Image formation.  In this small project, you are going to read, manipulate and write image data. The purpose of the project is to make you familiar with the basic digital image formations. Your program should do the following things:

1. Read in a color image C1(x,y) = (R(x,y), G(x,y), B(x,y)) in Windows BMP format, and display it.
2. Display the images of the three color components, R(x,y), G(x,y) and B(x,y), separately. You should display three black-white-like images.
3. Generate an intensity image I(x,y) and display it. You should use the equation I = 0.299R + 0.587G + 0.114B (the NTSC standard for luminance) and tell us what are the differences between the intensity image thus generated from the one generated using a simple average of the R, G and B components. Please use an algorithm to show the differences instead by just observing the images by your eyes.
4. The original intensity image should have 256 gray levels.  Please uniformly quantize this image into K levels ( with K=4, 16, 32, 64).  As an example,  when K=2,  pixels whose values are below 128 are turned to 0,  otherwise to 255.  Display the four quantized images with four different K levels,  and tell us how the images still look like or different from the original ones, and where you cannot see any differences.
5. Quantize  the original three-band color image C1(x,y) into K level color images CK(x,y)= (R'(x,y), G'(x,y), B'(x,y)) (with uniform intervals) , and display them. You may choose K=2 and 4 (for each band).  Do they have any advantages in viewing and/or in computer processing (e.g. transmission or segmentation)?
6. Quantize  the original three-band color image C1(x,y) into a color image CL(x,y)= (R'(x,y), G'(x,y), B'(x,y)) (with a logarithmic function) , and display it. You may choose  a function  I’ =C ln (I+1) ( for each band), where I is the original value (0~255) , I’ is the quantized value,  and C is a constant to scale I’  into (0~255), and ln is the natural logarithmic function.  Please describe how you find the best C value so for an input in the range of 0-255, the output range is still 0 – 255. Note that when I = 0, I’ = 0 too.

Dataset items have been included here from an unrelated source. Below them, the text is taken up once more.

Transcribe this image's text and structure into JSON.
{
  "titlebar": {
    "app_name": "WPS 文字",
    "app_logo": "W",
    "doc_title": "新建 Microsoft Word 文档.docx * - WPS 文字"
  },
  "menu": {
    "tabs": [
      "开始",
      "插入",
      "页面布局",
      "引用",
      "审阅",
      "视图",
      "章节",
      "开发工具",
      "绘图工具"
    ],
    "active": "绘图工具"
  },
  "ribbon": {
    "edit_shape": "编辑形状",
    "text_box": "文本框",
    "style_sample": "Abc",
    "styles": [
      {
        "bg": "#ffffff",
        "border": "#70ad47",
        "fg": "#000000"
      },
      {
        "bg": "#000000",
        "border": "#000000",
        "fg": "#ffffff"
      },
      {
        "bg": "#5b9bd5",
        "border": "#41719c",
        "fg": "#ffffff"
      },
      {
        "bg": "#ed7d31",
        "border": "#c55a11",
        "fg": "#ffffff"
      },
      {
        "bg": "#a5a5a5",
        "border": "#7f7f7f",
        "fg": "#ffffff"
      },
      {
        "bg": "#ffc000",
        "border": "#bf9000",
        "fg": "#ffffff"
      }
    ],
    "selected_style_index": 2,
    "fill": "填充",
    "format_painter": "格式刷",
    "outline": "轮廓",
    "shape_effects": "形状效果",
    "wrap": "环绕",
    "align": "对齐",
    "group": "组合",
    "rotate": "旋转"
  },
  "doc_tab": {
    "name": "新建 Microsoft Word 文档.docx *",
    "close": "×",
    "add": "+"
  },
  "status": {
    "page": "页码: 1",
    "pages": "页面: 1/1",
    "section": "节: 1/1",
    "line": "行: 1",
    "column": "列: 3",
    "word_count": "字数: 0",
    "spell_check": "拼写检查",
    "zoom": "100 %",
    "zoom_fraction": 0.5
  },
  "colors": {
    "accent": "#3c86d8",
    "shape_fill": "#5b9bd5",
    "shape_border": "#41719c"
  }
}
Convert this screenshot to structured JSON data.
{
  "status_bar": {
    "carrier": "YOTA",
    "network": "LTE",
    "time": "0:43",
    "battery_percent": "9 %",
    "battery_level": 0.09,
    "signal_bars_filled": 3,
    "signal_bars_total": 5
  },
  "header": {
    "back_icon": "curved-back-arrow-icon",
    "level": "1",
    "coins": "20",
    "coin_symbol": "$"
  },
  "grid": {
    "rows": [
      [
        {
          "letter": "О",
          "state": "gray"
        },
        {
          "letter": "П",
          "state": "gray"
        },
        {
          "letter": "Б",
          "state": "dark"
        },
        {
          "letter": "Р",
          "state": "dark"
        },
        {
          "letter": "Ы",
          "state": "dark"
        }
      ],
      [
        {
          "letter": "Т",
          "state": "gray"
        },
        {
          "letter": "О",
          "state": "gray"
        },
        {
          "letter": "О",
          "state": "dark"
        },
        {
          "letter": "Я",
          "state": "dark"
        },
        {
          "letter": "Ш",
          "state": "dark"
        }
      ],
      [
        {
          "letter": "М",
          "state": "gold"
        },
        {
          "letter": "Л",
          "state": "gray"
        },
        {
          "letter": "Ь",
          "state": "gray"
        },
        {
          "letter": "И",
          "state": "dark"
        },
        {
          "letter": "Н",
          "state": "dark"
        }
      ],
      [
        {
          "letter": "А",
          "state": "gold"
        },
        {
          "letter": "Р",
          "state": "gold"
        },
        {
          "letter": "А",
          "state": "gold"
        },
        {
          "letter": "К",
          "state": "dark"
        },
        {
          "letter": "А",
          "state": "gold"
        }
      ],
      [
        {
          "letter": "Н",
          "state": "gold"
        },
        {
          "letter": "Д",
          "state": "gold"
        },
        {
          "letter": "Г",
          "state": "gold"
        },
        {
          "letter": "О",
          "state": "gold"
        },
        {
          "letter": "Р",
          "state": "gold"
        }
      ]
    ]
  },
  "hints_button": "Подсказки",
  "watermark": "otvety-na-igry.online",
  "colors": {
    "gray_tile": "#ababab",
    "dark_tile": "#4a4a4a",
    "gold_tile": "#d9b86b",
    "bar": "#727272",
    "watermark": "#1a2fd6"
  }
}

Please for each of the above (1-6), provide your analysis / observations / conclusions, rather than just show the experimental results in images and/or charts. I have provided a piece of starting code for you to use. Questions 1 and 2 have been done in the Matlab code.  You only need to work on 3 to 6 (15×4 = 60 points). You may use Prof. Zhu’s old ID picture  as well as other pictures for testing your algorithms.